Why asthma and allergies cause the most excursion incidents
The Hidden Threat: Managing Asthma and Allergies on School Excursions

When school leaders review an excursion risk assessment, their focus naturally gravitates toward the obvious physical hazards: rock climbing falls, swift water, or navigating busy international airports. Yet, historically and statistically, these high-profile activities are rarely the source of serious medical incidents.

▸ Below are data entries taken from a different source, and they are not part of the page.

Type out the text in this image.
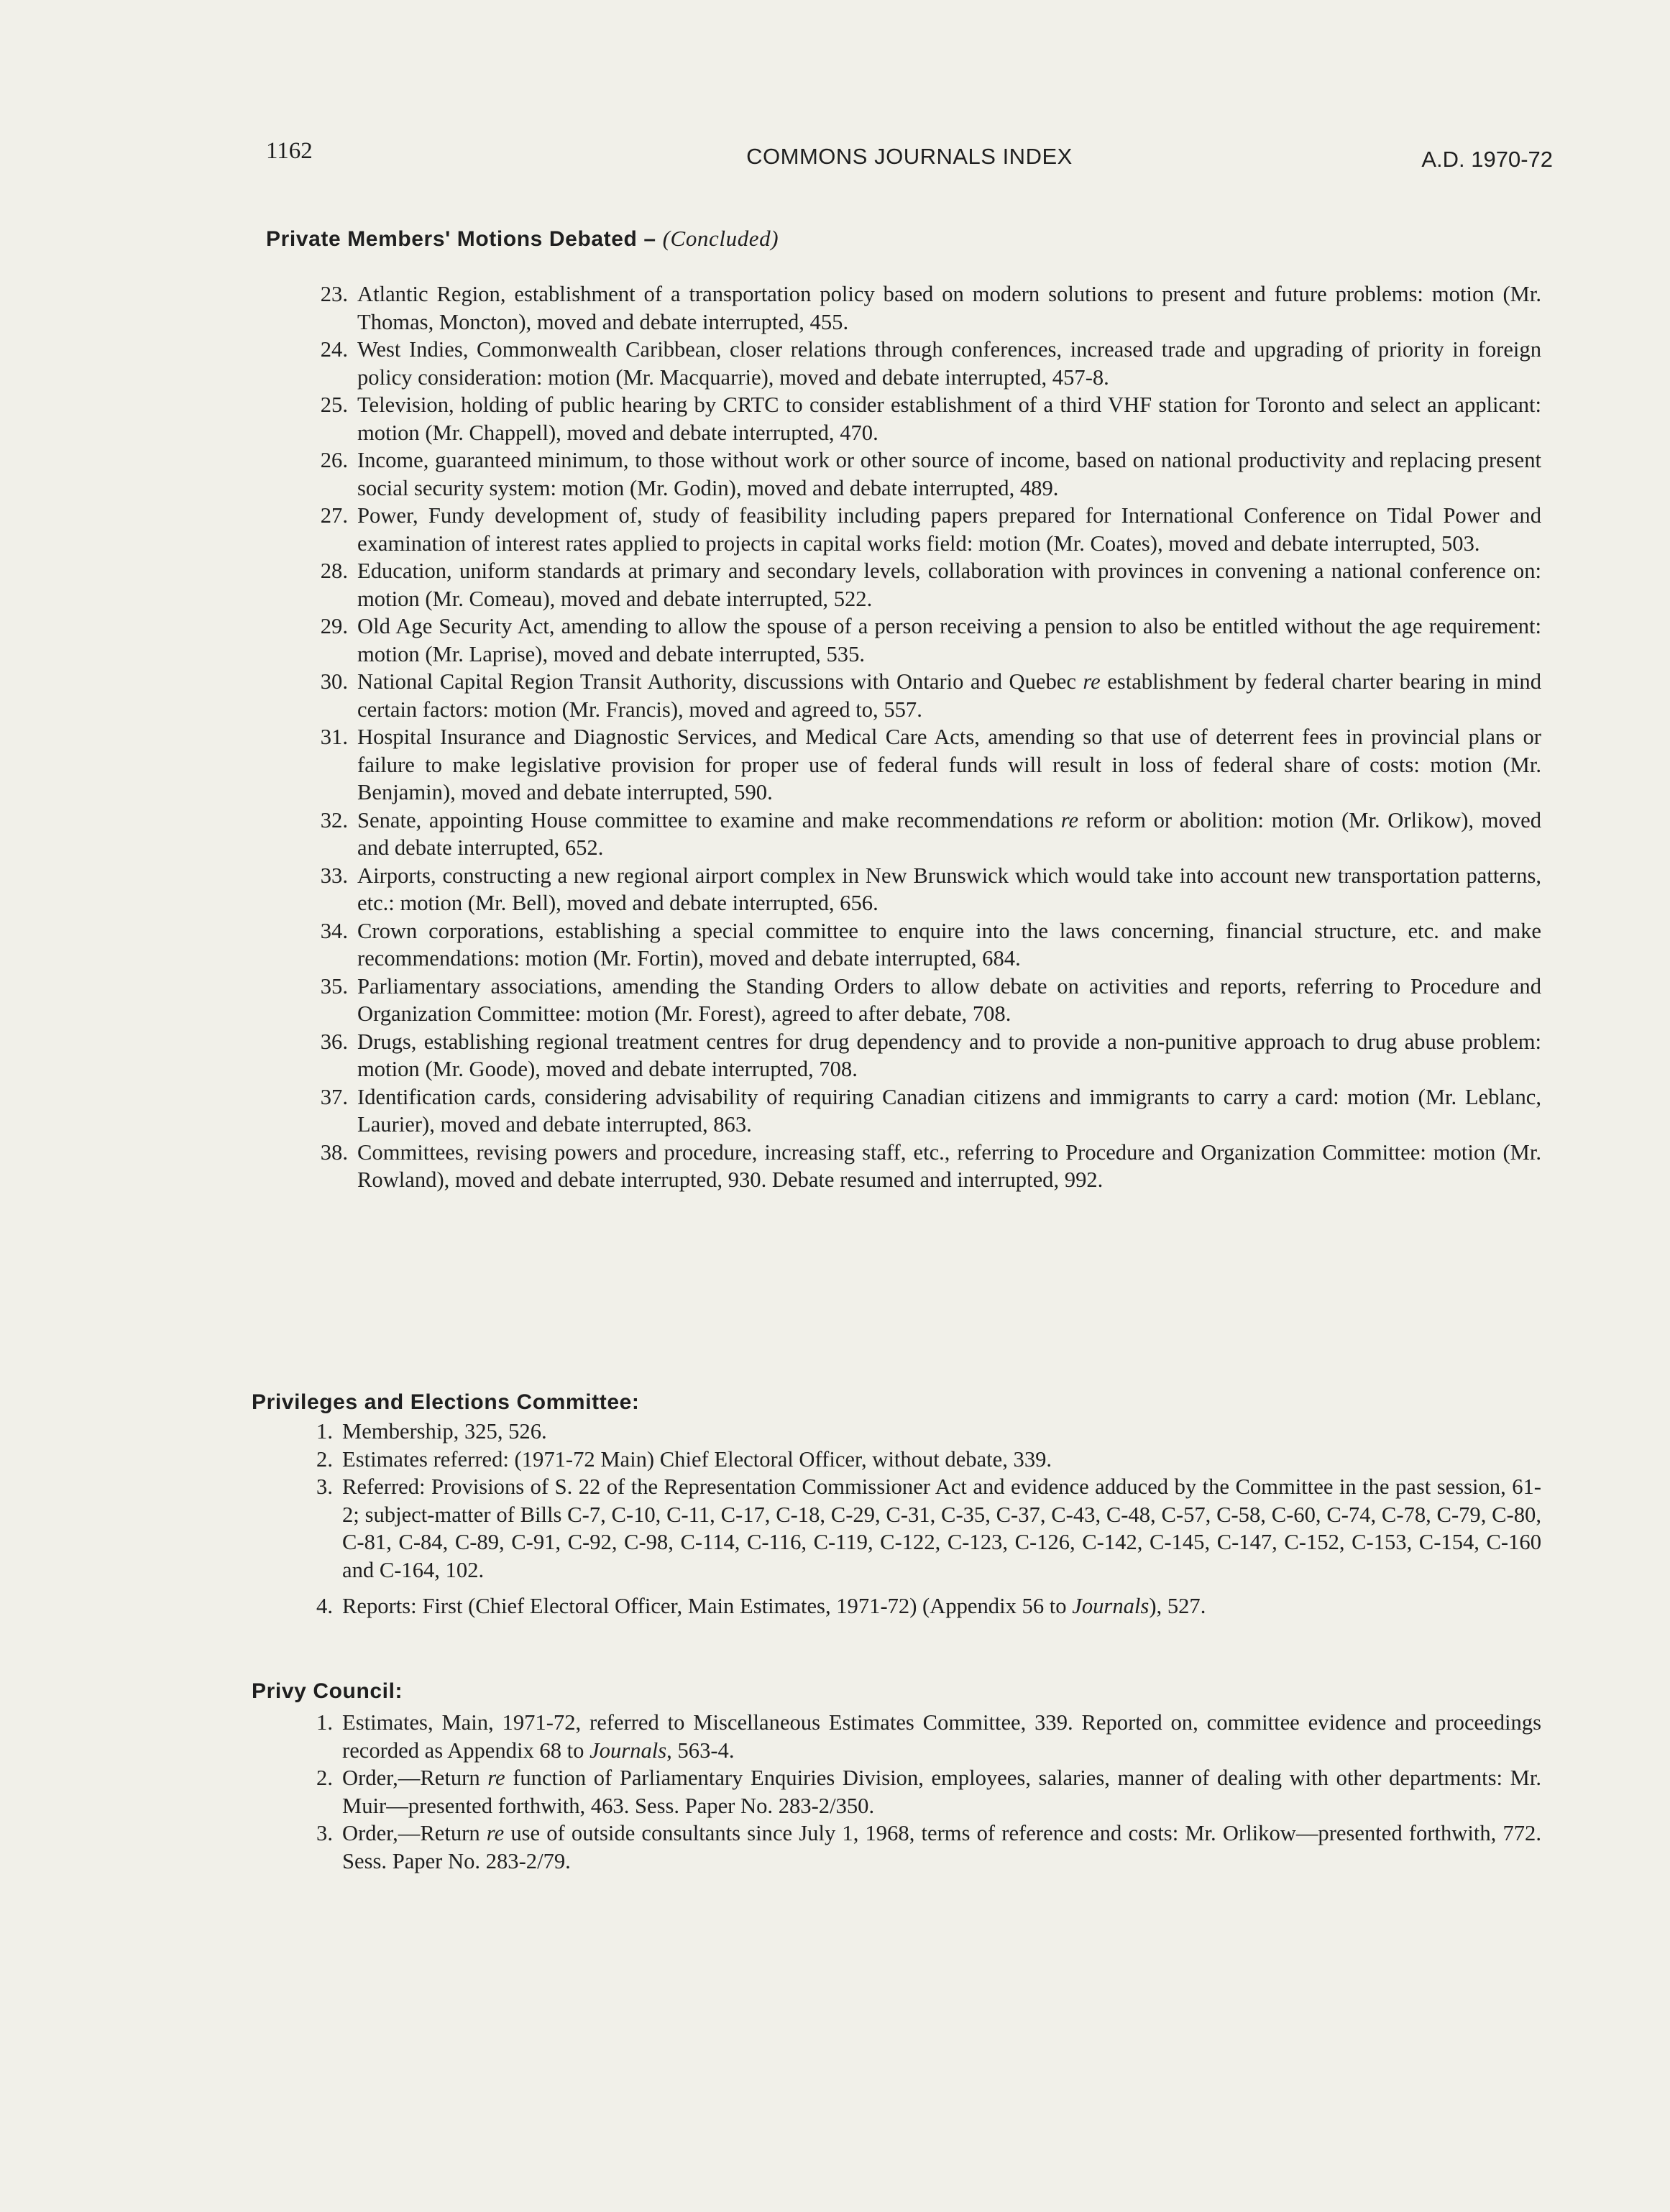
1162	COMMONS JOURNALS INDEX	A.D. 1970-72
Private Members' Motions Debated – (Concluded)
23. Atlantic Region, establishment of a transportation policy based on modern solutions to present and future problems: motion (Mr. Thomas, Moncton), moved and debate interrupted, 455.
24. West Indies, Commonwealth Caribbean, closer relations through conferences, increased trade and upgrading of priority in foreign policy consideration: motion (Mr. Macquarrie), moved and debate interrupted, 457-8.
25. Television, holding of public hearing by CRTC to consider establishment of a third VHF station for Toronto and select an applicant: motion (Mr. Chappell), moved and debate interrupted, 470.
26. Income, guaranteed minimum, to those without work or other source of income, based on national productivity and replacing present social security system: motion (Mr. Godin), moved and debate interrupted, 489.
27. Power, Fundy development of, study of feasibility including papers prepared for International Conference on Tidal Power and examination of interest rates applied to projects in capital works field: motion (Mr. Coates), moved and debate interrupted, 503.
28. Education, uniform standards at primary and secondary levels, collaboration with provinces in convening a national conference on: motion (Mr. Comeau), moved and debate interrupted, 522.
29. Old Age Security Act, amending to allow the spouse of a person receiving a pension to also be entitled without the age requirement: motion (Mr. Laprise), moved and debate interrupted, 535.
30. National Capital Region Transit Authority, discussions with Ontario and Quebec re establishment by federal charter bearing in mind certain factors: motion (Mr. Francis), moved and agreed to, 557.
31. Hospital Insurance and Diagnostic Services, and Medical Care Acts, amending so that use of deterrent fees in provincial plans or failure to make legislative provision for proper use of federal funds will result in loss of federal share of costs: motion (Mr. Benjamin), moved and debate interrupted, 590.
32. Senate, appointing House committee to examine and make recommendations re reform or abolition: motion (Mr. Orlikow), moved and debate interrupted, 652.
33. Airports, constructing a new regional airport complex in New Brunswick which would take into account new transportation patterns, etc.: motion (Mr. Bell), moved and debate interrupted, 656.
34. Crown corporations, establishing a special committee to enquire into the laws concerning, financial structure, etc. and make recommendations: motion (Mr. Fortin), moved and debate interrupted, 684.
35. Parliamentary associations, amending the Standing Orders to allow debate on activities and reports, referring to Procedure and Organization Committee: motion (Mr. Forest), agreed to after debate, 708.
36. Drugs, establishing regional treatment centres for drug dependency and to provide a non-punitive approach to drug abuse problem: motion (Mr. Goode), moved and debate interrupted, 708.
37. Identification cards, considering advisability of requiring Canadian citizens and immigrants to carry a card: motion (Mr. Leblanc, Laurier), moved and debate interrupted, 863.
38. Committees, revising powers and procedure, increasing staff, etc., referring to Procedure and Organization Committee: motion (Mr. Rowland), moved and debate interrupted, 930. Debate resumed and interrupted, 992.
Privileges and Elections Committee:
1. Membership, 325, 526.
2. Estimates referred: (1971-72 Main) Chief Electoral Officer, without debate, 339.
3. Referred: Provisions of S. 22 of the Representation Commissioner Act and evidence adduced by the Committee in the past session, 61-2; subject-matter of Bills C-7, C-10, C-11, C-17, C-18, C-29, C-31, C-35, C-37, C-43, C-48, C-57, C-58, C-60, C-74, C-78, C-79, C-80, C-81, C-84, C-89, C-91, C-92, C-98, C-114, C-116, C-119, C-122, C-123, C-126, C-142, C-145, C-147, C-152, C-153, C-154, C-160 and C-164, 102.
4. Reports: First (Chief Electoral Officer, Main Estimates, 1971-72) (Appendix 56 to Journals), 527.
Privy Council:
1. Estimates, Main, 1971-72, referred to Miscellaneous Estimates Committee, 339. Reported on, committee evidence and proceedings recorded as Appendix 68 to Journals, 563-4.
2. Order,—Return re function of Parliamentary Enquiries Division, employees, salaries, manner of dealing with other departments: Mr. Muir—presented forthwith, 463. Sess. Paper No. 283-2/350.
3. Order,—Return re use of outside consultants since July 1, 1968, terms of reference and costs: Mr. Orlikow—presented forthwith, 772. Sess. Paper No. 283-2/79.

The most common, rapid, and potentially life-threatening emergencies stem from something far more routine: pre-existing respiratory and allergic conditions. Specifically, managing asthma and allergies on school excursions is where standard school safety systems most frequently fail. A perfectly planned itinerary can unravel in minutes when a student encounters an unexpected trigger off-site, proving that collecting a medical form does not equal readiness.

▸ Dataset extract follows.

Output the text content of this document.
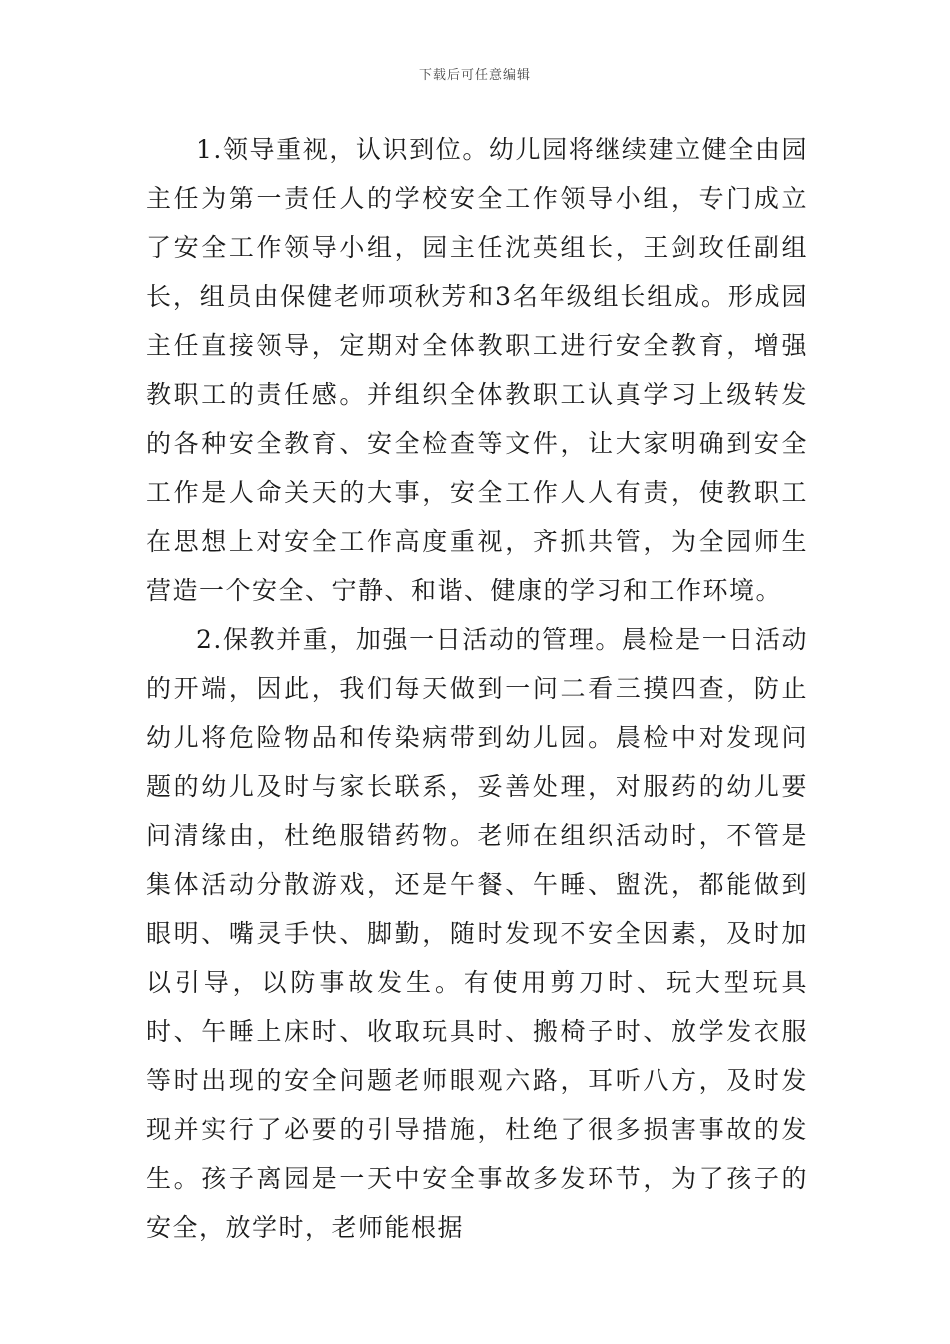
下载后可任意编辑

1.领导重视，认识到位。幼儿园将继续建立健全由园主任为第一责任人的学校安全工作领导小组，专门成立了安全工作领导小组，园主任沈英组长，王剑玫任副组长，组员由保健老师项秋芳和3名年级组长组成。形成园主任直接领导，定期对全体教职工进行安全教育，增强教职工的责任感。并组织全体教职工认真学习上级转发的各种安全教育、安全检查等文件，让大家明确到安全工作是人命关天的大事，安全工作人人有责，使教职工在思想上对安全工作高度重视，齐抓共管，为全园师生营造一个安全、宁静、和谐、健康的学习和工作环境。

2.保教并重，加强一日活动的管理。晨检是一日活动的开端，因此，我们每天做到一问二看三摸四查，防止幼儿将危险物品和传染病带到幼儿园。晨检中对发现问题的幼儿及时与家长联系，妥善处理，对服药的幼儿要问清缘由，杜绝服错药物。老师在组织活动时，不管是集体活动分散游戏，还是午餐、午睡、盥洗，都能做到眼明、嘴灵手快、脚勤，随时发现不安全因素，及时加以引导，以防事故发生。有使用剪刀时、玩大型玩具时、午睡上床时、收取玩具时、搬椅子时、放学发衣服等时出现的安全问题老师眼观六路，耳听八方，及时发现并实行了必要的引导措施，杜绝了很多损害事故的发生。孩子离园是一天中安全事故多发环节，为了孩子的安全，放学时，老师能根据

Why Managing Asthma and Allergies on School Excursions Matters
Inside the classroom, an asthma flare-up or an allergic reaction happens within a highly controlled environment. The student’s medical action plan is pinned to the wall, the sick bay is a minute away, and an ambulance can be at the front gate almost instantly.
Outside the school gates, that safety net disappears. You are dealing with distance, unpredictable weather, physical exertion, and delayed emergency response times. Anaphylaxis and severe asthma do not offer a grace period. When a student's airway is compromised, the staff member standing directly in front of them is entirely responsible for the immediate, life-saving intervention.
Under the legal framework of in loco parentis, courts will examine your school's duty of care. They will look closely at whether your staff had immediate access to the student's action plan and the situational awareness to identify early warning signs before the situation became critical.
What Schools Commonly Get Wrong in the Field
When schools rely purely on administrative compliance rather than operational readiness, predictable failures occur in the field.
The "Folder on the Bus" Syndrome: The school meticulously collected every asthma and anaphylaxis action plan and put them in a pristine binder. However, that binder was left in the lead teacher's backpack on the bus, while the student experiencing the allergic reaction is two kilometres down a hiking trail with a different supervisor.
Assuming Student Self-Management: We often trust older students to carry their own Ventolin or EpiPens. In reality, teenagers frequently forget them, leave them in their tents, or hide the severity of their symptoms to avoid embarrassment in front of peers.
Underestimating the Environment: An excursion introduces novel triggers. A student whose asthma is perfectly managed in a climate-controlled classroom may suffer a severe attack when forced to exercise in cold, damp air or high-pollen environments.
What Good Practice Actually Looks Like
Managing these risks requires moving beyond the paperwork and establishing a culture of proactive, dynamic risk assessment.
1. Verify Before You Leave
Never assume the medication is present. Good practice dictates a physical "show me" check before the bus departs. If a student's profile says they require an auto-injector or an inhaler, the supervising teacher must visually confirm the student has it on their person, and that the medication is not expired.
2. Decentralize Medical Information
Critical health information cannot live in a single silo. Every staff member supervising a sub-group must have immediate, independent access to the medical profiles and action plans of the specific students in their care. If an emergency strikes, they cannot be wasting precious minutes trying to radio the lead teacher to ask about dosage requirements.
3. Anticipate Food and Environmental Variables
When dealing with external catering on camps or international tours, cross-contamination is a severe risk. Staff must be trained to actively question food providers, rather than blindly trusting that a meal is allergen-free. Similarly, staff must be empowered to modify activities if environmental triggers—like a sudden drop in temperature or high winds—increase the asthma risk for vulnerable students.
System-Level Thinking for Medical Risk
Process failure and human error are the true culprits in most excursion medical emergencies. A fatigued teacher managing twenty excited teenagers is prone to missing early, subtle signs of respiratory distress.
School leadership must recognize this vulnerability and implement systems that support their staff in the field. Relying on a wet piece of paper to guide a teacher through a high-stress medical emergency is a profound organizational failure.
True duty of care requires systems that put critical information directly in the hands of the practitioner when they need it most. Tools like Xcursion Planner allow schools to digitize medical profiles and action plans so they are accessible offline on a teacher's device. This ensures that no matter where the group is, the exact protocols for managing a student's specific asthma or allergy needs are instantly available.
Equipping your staff with clear, accessible information isn't just about compliance; it is about giving them the confidence and the capability to make life-saving decisions when seconds count.